2020 ACM Software System Award goes to Margo Seltzer
The Association for Computing Machinery (ACM) awarded UBC computer scientist Dr. Margo Seltzer, Mike Olson, formerly of Cloudera; and Keith Bostic, MongoDB, the 2020 ACM Software System Award for Berkeley DB.
It was an early exemplar of the NoSQL movement and pioneered the “dual-license” approach to software licensing.
Since 1991, Berkeley DB has been a pervasive force underlying the modern internet: It is a part of nearly every POSIX or POSIX-like system, as well as the GNU standard C library (glibc) and many higher-level scripting languages. Berkeley DB was the transactional key/value store for a range of first- and second-generation internet services, including account management, mail and identity servers, online trading platforms and many other software-as-a-service platforms.
As an open source package, Berkeley DB is an invaluable teaching tool, allowing students to see under the hood of a tool that they have grown familiar with by use. The code is clean, well structured, and well documented, as it was designed to be consumed and used by countless software developers.
As originally created by Dr. Seltzer, Olson and Bostic, Berkeley DB was distributed as part of the University of California’s Fourth Berkeley Software Distribution. Seltzer and Bostic subsequently founded Sleepycat Software in 1996 to continue development of Berkeley DB and provide commercial support. Olson joined in 1997, and for 10 years, Berkeley DB was the de facto data store for major web infrastructure.
"We used to joke that having an embedded database product meant that Berkeley DB was the industry’s best kept secret," Seltzer said.
As the first production quality, commercial key/value store, it helped launched the NoSQL movement; as the engine behind Amazon’s Dynamo and the University of Michigan’s SLAPD server, Berkeley DB helped move non-relational databases into the public eye.
Sleepycat Software pioneered the “dual-license” model of software licensing: use and redistribution in Open Source applications was always free, and companies could choose a commercial license for support or to distribute Berkeley DB as part of proprietary packages. This model pointed the way for a number of other open source companies, and this innovation has been widely adopted in open source communities. The open source Berkeley DB release includes all the features of the complete commercial version, and developers building prototypes with open source releases suffer no delay when transitioning to a proprietary product that embeds Berkeley DB.
Berkeley DB has been one of the most useful, powerful, reliable, and long-lived software packages.
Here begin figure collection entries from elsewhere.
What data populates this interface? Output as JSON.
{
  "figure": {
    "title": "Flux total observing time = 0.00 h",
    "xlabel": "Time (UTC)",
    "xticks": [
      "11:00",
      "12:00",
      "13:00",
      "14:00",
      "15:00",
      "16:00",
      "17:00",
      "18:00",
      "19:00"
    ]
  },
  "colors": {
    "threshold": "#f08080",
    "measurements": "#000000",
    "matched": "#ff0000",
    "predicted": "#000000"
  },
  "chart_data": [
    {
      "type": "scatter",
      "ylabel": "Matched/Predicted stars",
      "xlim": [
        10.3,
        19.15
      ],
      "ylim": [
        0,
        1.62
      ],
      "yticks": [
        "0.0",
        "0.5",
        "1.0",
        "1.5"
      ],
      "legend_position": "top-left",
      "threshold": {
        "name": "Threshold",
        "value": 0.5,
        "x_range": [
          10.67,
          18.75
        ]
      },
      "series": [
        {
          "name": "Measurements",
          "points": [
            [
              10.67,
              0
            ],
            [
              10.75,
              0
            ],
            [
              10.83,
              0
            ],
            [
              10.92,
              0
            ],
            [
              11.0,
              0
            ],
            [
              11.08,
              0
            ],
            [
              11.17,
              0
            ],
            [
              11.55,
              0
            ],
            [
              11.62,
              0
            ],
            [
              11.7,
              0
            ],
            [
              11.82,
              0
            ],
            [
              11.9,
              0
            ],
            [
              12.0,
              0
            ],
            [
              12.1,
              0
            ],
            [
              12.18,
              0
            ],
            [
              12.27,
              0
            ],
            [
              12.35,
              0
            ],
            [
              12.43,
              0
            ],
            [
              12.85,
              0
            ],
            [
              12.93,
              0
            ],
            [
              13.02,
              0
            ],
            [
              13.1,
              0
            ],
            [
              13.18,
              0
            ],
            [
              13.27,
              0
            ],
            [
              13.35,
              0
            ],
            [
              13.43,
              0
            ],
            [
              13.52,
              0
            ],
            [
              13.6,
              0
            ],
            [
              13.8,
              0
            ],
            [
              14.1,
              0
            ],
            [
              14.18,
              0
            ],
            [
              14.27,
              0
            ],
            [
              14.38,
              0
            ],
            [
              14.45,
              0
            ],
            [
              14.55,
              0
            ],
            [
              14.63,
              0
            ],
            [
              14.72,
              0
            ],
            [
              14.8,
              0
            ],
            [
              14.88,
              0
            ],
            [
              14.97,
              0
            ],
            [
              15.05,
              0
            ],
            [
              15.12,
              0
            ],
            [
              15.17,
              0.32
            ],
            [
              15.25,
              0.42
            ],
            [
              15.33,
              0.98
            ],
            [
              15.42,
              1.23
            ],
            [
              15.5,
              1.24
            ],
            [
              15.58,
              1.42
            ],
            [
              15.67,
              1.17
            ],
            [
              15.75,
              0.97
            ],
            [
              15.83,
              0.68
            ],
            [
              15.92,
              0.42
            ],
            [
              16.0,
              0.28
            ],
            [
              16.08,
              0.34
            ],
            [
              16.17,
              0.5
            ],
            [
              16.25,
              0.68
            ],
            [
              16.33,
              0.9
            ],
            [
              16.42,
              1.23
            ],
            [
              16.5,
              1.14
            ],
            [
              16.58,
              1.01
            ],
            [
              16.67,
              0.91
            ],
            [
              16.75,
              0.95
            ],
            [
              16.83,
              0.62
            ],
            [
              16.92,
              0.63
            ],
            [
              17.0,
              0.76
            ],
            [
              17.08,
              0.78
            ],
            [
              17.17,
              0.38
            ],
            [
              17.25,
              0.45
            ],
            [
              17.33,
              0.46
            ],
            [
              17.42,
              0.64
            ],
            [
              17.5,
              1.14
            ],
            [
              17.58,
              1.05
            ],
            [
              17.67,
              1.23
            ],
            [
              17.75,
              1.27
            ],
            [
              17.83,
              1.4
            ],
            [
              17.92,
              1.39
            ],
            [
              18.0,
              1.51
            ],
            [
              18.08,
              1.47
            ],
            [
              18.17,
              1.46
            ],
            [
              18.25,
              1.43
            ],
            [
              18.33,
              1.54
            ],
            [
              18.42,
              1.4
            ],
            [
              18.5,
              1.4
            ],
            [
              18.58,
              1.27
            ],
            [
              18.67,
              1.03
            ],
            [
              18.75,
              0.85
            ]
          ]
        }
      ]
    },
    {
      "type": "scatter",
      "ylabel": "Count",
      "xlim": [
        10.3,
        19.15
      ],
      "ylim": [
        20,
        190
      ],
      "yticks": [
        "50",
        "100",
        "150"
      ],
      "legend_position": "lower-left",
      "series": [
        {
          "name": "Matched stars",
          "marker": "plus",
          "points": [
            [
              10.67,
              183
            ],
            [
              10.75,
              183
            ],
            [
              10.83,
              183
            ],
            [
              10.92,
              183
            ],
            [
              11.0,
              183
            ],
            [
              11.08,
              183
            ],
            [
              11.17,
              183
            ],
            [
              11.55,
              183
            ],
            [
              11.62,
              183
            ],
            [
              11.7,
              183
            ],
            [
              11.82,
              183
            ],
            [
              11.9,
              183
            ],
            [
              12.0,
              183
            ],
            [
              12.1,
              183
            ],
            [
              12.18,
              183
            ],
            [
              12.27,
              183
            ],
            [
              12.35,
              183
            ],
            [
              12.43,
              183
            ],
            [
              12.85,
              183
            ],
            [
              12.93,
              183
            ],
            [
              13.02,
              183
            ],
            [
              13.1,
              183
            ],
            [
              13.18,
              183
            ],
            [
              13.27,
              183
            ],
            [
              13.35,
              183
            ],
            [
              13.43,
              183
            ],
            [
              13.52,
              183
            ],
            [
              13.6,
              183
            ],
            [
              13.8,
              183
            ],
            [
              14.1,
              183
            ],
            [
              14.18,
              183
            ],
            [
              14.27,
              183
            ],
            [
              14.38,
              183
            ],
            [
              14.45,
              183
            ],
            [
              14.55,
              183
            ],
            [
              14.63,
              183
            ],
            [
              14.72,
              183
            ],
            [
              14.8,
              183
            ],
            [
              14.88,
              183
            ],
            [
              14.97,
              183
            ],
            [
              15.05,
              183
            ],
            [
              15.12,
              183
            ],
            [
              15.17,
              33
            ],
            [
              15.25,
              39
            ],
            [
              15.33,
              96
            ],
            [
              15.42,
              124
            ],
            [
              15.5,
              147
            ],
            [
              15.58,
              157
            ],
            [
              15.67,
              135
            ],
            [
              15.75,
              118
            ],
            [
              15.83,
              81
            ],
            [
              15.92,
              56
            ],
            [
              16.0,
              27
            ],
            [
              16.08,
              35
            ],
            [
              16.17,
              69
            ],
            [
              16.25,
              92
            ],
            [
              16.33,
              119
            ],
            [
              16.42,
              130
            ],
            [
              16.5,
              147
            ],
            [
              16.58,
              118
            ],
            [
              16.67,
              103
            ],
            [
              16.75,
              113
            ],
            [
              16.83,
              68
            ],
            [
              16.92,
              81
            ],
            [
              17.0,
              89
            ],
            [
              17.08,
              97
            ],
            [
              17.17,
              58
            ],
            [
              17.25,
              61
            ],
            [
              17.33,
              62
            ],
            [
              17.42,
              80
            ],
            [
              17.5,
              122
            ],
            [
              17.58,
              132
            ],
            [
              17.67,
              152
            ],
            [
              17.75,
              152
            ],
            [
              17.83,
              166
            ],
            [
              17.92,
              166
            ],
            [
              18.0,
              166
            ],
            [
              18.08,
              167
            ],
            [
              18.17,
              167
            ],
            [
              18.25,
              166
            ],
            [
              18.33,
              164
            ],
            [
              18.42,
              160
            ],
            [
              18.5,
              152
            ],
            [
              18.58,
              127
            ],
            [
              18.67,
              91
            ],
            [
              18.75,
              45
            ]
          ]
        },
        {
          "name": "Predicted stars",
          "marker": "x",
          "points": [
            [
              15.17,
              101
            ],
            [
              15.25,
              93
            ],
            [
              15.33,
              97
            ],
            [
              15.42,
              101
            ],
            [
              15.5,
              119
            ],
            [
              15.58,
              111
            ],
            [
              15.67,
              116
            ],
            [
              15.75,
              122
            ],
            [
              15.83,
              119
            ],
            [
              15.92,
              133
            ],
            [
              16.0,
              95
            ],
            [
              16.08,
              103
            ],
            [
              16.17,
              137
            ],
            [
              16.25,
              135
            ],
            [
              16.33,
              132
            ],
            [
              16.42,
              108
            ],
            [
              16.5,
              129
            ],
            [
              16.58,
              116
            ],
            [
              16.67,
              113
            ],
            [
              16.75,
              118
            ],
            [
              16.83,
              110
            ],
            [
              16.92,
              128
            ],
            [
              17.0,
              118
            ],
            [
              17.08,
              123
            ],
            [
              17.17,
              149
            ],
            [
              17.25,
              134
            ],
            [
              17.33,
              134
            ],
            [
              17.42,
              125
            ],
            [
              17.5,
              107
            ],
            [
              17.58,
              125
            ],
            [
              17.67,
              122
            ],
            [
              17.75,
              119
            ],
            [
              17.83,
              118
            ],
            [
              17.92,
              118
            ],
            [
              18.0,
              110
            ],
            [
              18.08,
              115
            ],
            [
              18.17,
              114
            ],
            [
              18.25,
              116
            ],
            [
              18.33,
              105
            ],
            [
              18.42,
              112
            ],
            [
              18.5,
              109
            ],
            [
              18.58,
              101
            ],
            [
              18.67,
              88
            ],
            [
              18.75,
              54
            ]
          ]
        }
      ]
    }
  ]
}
The longevity of Berkeley DB’s contribution is particularly impressive in an industry with frequent software system turnover.
"We were doing our job best when no one knew we existed," said Seltzer. "It’s incredibly exciting to see all that hard work acknowledged all these years later. While Keith, Mike, and I are the formal recipients of this award, Berkeley DB would not have been as influential without the full Sleepycat Software team, our worldwide network of customers, and my colleagues in academia who continue to view Berkeley DB as a worthy benchmark against which to compare modern systems. We accept the award on behalf of all of them."
The ACM Software System Award is presented to an institution or individual(s) recognized for developing a software system that has had a lasting influence, reflected in contributions to concepts, in commercial acceptance, or both. The Software System Award carries a prize of $35,000. Financial support for the Software System Award is provided by IBM.
ACM, the Association for Computing Machinery, is the world’s largest educational and scientific computing society, uniting computing educators, researchers and professionals to inspire dialogue, share resources and address the field’s challenges.